Suczka border collie o imieniu Píla zniknęła ze swojego domu w Bolungarvíku 6 stycznia i nie widziano jej aż do wczorajszego popołudnia, gdy płynący wzdłuż brzegu kajakarz zgłosił, że chyba widział ją na skalnej półce w górach. Wysłano tam dron i potwierdzono, że to Píla! Ekipy ratunkowe z Bolungarvíku, Hnífsdalur i Ísafjörður wyruszyły, aby ją uratować, ale warunki w górach były bardzo trudne.
Zaginięcie Píli przyciągnęło wiele uwagi w Bolungarvíku i okolicach. Utworzono grupę poszukiwawczą na Facebooku, która liczyła prawie 500 członków. Około tygodnia temu zauważono na śniegu psie ślady.
Na filmie zarejestrowanym przez Stefána Örna Finnbjörnssona, który zezwolił agencji informacyjnej na publikację, można zobaczyć, w jakie tarapaty wpadła Píla.
W ciągu prawie trzech tygodni od zaginięcia Píli przeszły wszelkiego rodzaju sztormy, przy których wydawano żółte i pomarańczowe ostrzeżenia pogodowe.

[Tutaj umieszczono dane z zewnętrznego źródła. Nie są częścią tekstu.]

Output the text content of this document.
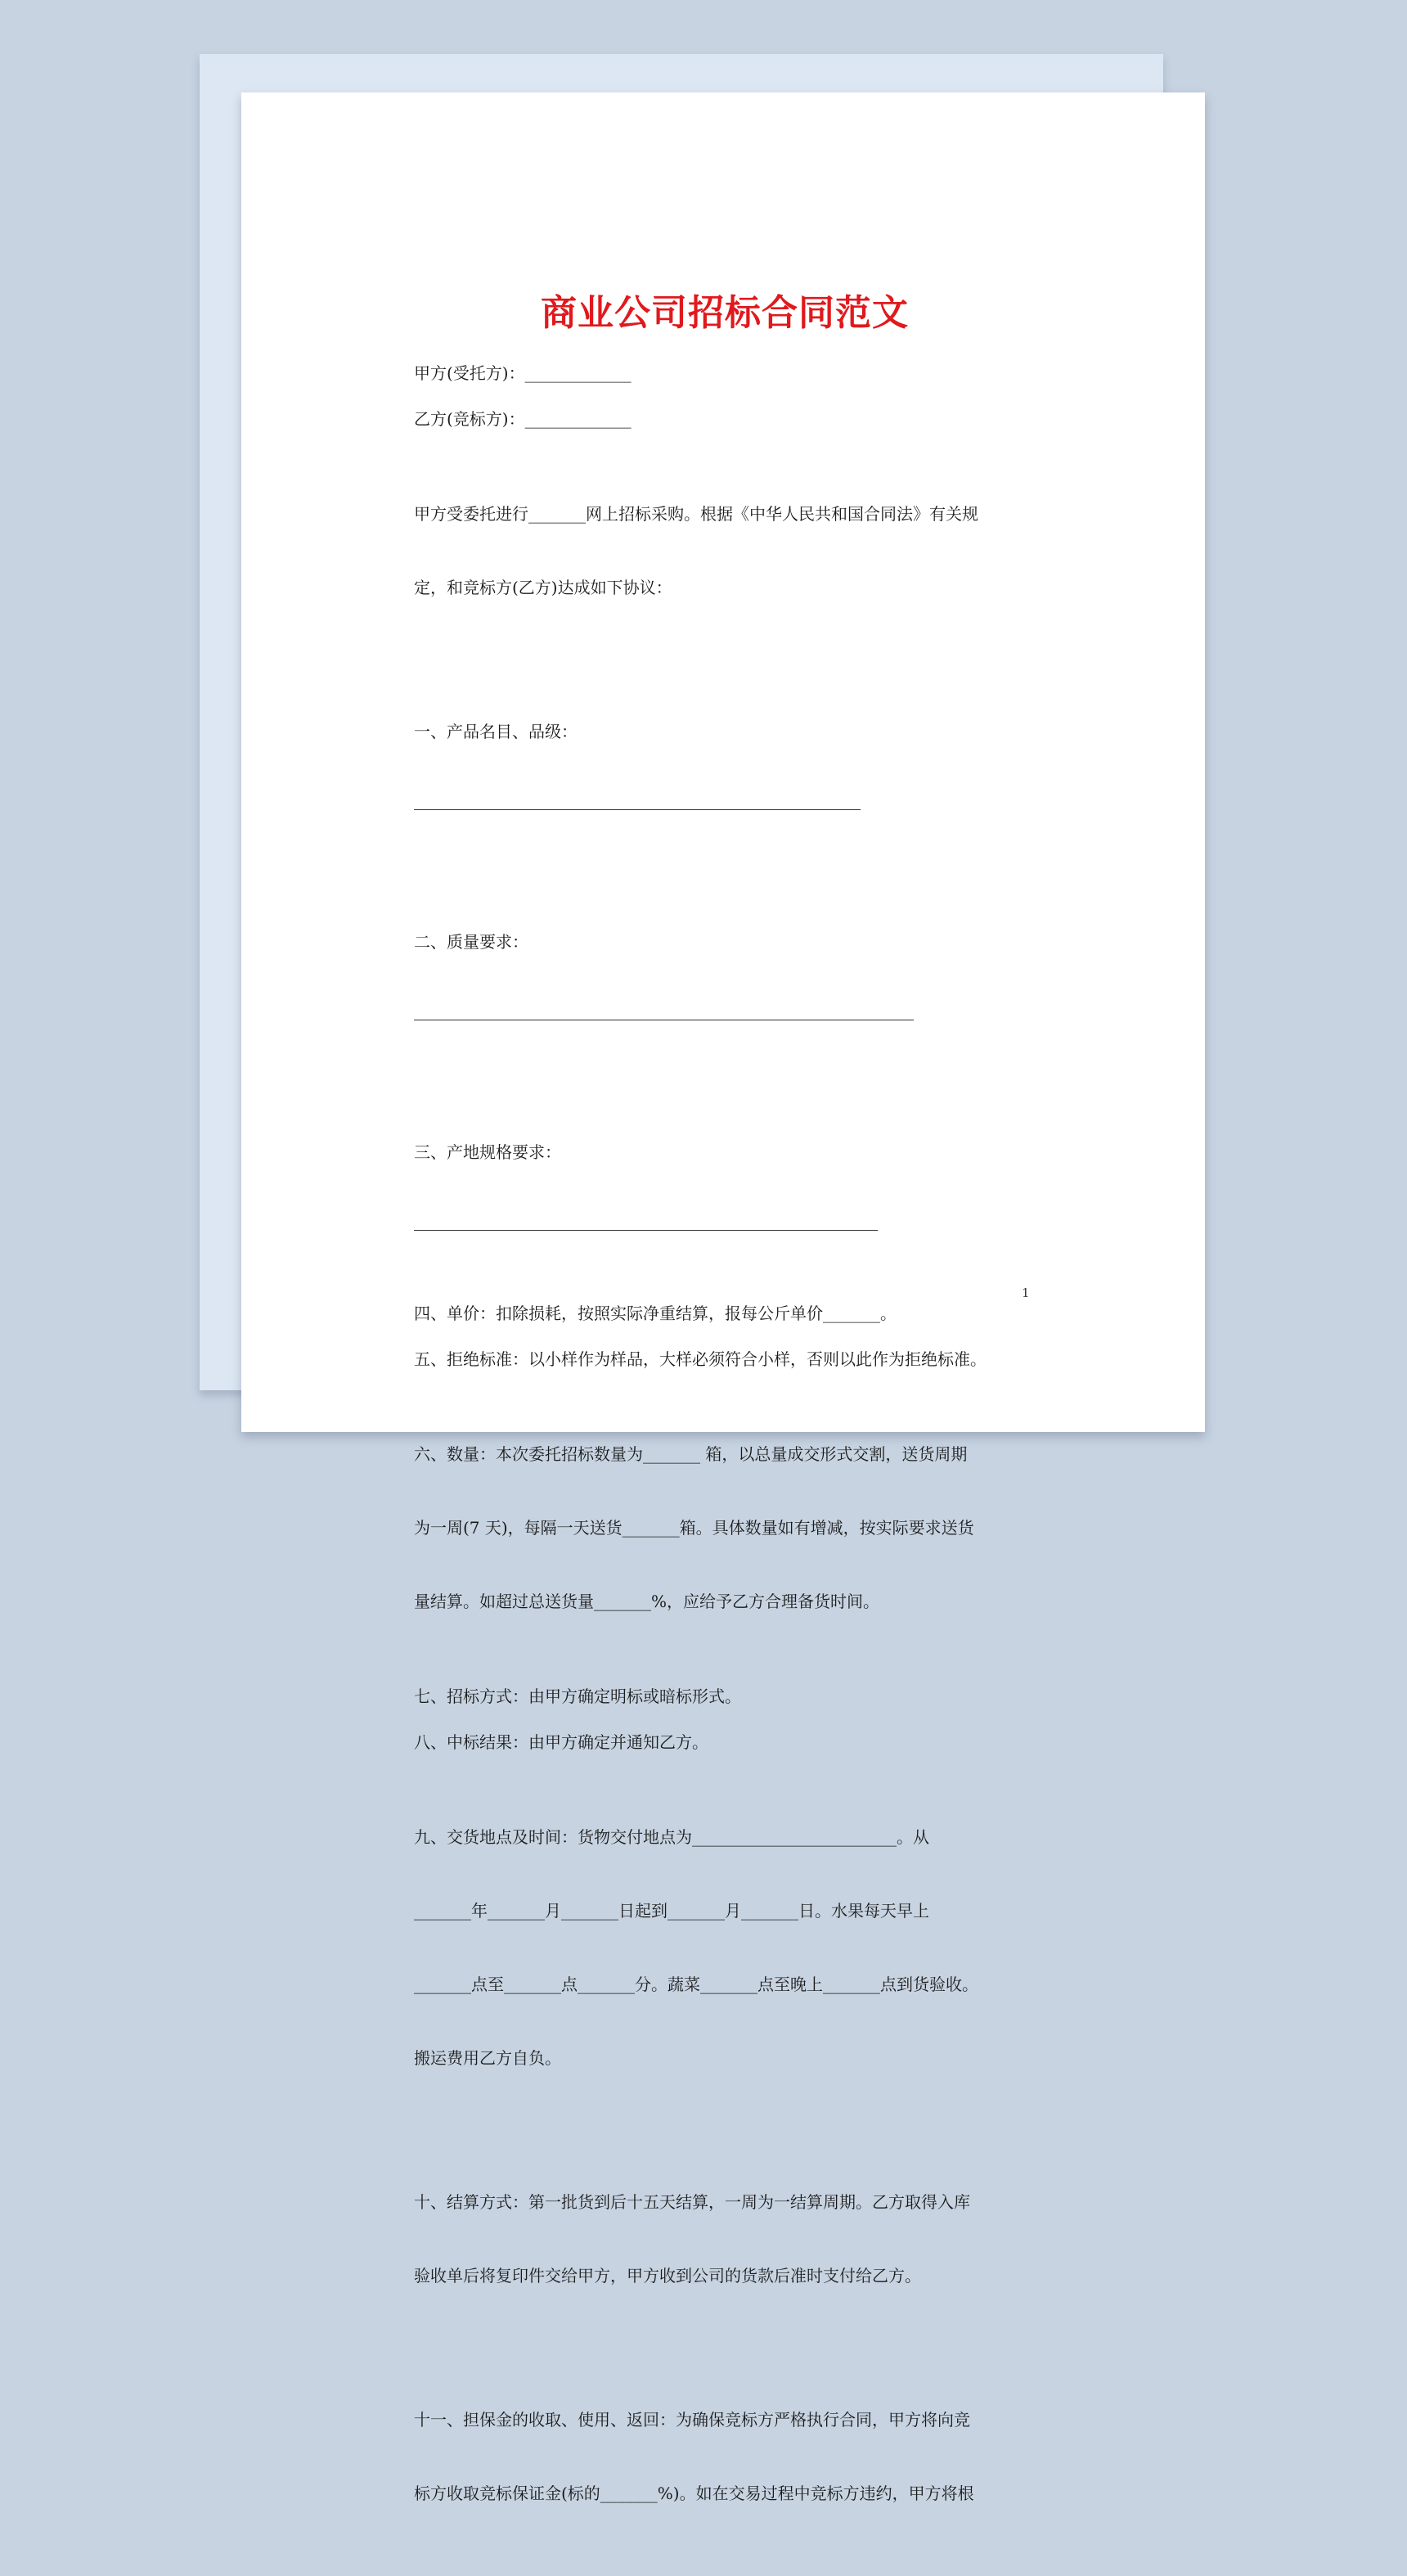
商业公司招标合同范文

甲方(受托方)：_____________

乙方(竞标方)：_____________

甲方受委托进行_______网上招标采购。根据《中华人民共和国合同法》有关规

定，和竞标方(乙方)达成如下协议：

一、产品名目、品级：

二、质量要求：

三、产地规格要求：

四、单价：扣除损耗，按照实际净重结算，报每公斤单价_______。

五、拒绝标准：以小样作为样品，大样必须符合小样，否则以此作为拒绝标准。

六、数量：本次委托招标数量为_______ 箱，以总量成交形式交割，送货周期

为一周(7 天)，每隔一天送货_______箱。具体数量如有增减，按实际要求送货

量结算。如超过总送货量_______%，应给予乙方合理备货时间。

七、招标方式：由甲方确定明标或暗标形式。

八、中标结果：由甲方确定并通知乙方。

九、交货地点及时间：货物交付地点为_________________________。从

_______年_______月_______日起到_______月_______日。水果每天早上

_______点至_______点_______分。蔬菜_______点至晚上_______点到货验收。

搬运费用乙方自负。

十、结算方式：第一批货到后十五天结算，一周为一结算周期。乙方取得入库

验收单后将复印件交给甲方，甲方收到公司的货款后准时支付给乙方。

十一、担保金的收取、使用、返回：为确保竞标方严格执行合同，甲方将向竞

标方收取竞标保证金(标的_______%)。如在交易过程中竞标方违约，甲方将根

1
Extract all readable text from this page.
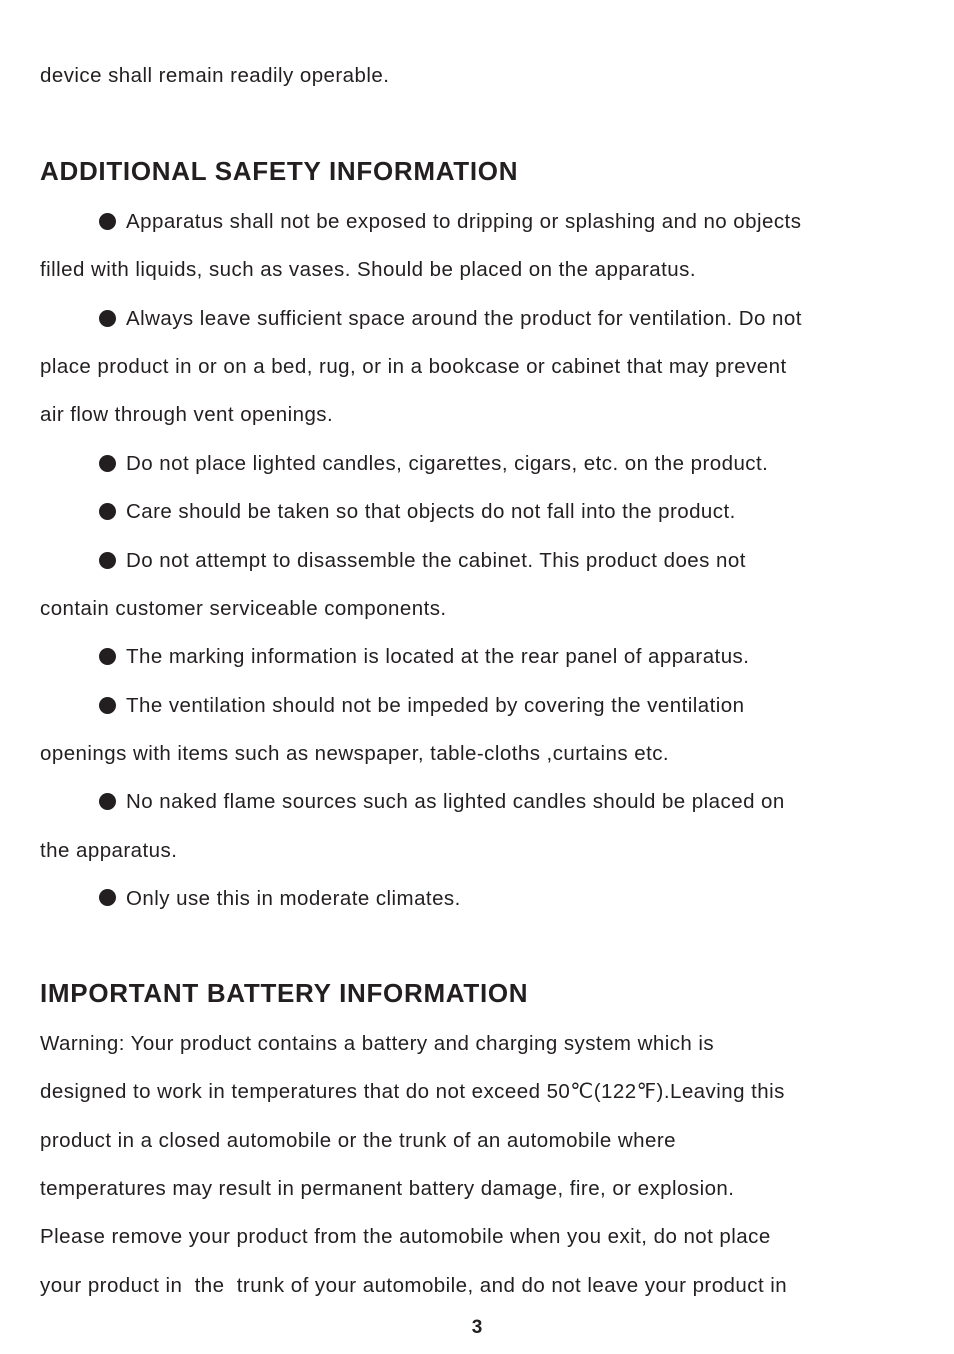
device shall remain readily operable.
ADDITIONAL SAFETY INFORMATION
Apparatus shall not be exposed to dripping or splashing and no objects
filled with liquids, such as vases. Should be placed on the apparatus.
Always leave sufficient space around the product for ventilation. Do not
place product in or on a bed, rug, or in a bookcase or cabinet that may prevent
air flow through vent openings.
Do not place lighted candles, cigarettes, cigars, etc. on the product.
Care should be taken so that objects do not fall into the product.
Do not attempt to disassemble the cabinet. This product does not
contain customer serviceable components.
The marking information is located at the rear panel of apparatus.
The ventilation should not be impeded by covering the ventilation
openings with items such as newspaper, table-cloths ,curtains etc.
No naked flame sources such as lighted candles should be placed on
the apparatus.
Only use this in moderate climates.
IMPORTANT BATTERY INFORMATION
Warning: Your product contains a battery and charging system which is
designed to work in temperatures that do not exceed 50℃(122℉).Leaving this
product in a closed automobile or the trunk of an automobile where
temperatures may result in permanent battery damage, fire, or explosion.
Please remove your product from the automobile when you exit, do not place
your product in  the  trunk of your automobile, and do not leave your product in
3
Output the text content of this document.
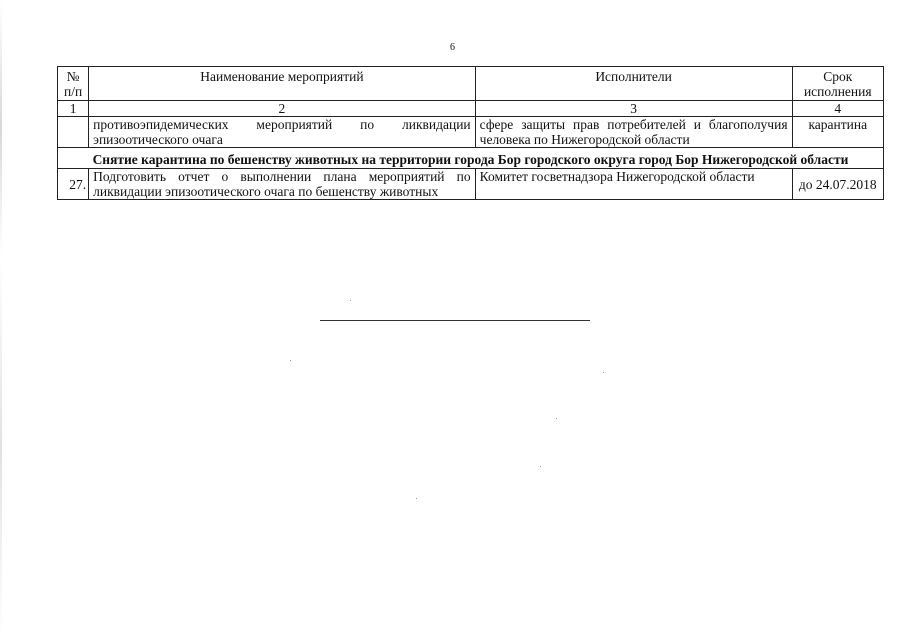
6
№ п/п	Наименование мероприятий	Исполнители	Срок исполнения
1	2	3	4
	противоэпидемических мероприятий по ликвидации эпизоотического очага	сфере защиты прав потребителей и благополучия человека по Нижегородской области	карантина
Снятие карантина по бешенству животных на территории города Бор городского округа город Бор Нижегородской области			
27.	Подготовить отчет о выполнении плана мероприятий по ликвидации эпизоотического очага по бешенству животных	Комитет госветнадзора Нижегородской области	до 24.07.2018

Ratownicy wyruszyli z wyposażeniem do wspinaczki górskiej. Po rozpoczęciu akcji ratunkowej postanowiono sprowadzić więcej sprzętu. „Oni wszyscy są przyjaciółmi zwierząt” – mówi Ragnar Högni Guðmundsson, radny w regionie.
Ragnar Högni poinformował, że członek ekipy ratunkowej dotarł do Píli i że członkowie ekipy ratunkowej wraz z suczką zeszli na dół.
Píla była uwięziona na wysokości od 100 do 200 metrów na skałach nieopodal Stigahlíð. W akcji wzięło udział około 20 ekip ratowniczych z Bolungarvíku, Hnífsdalur i Ísafjörður.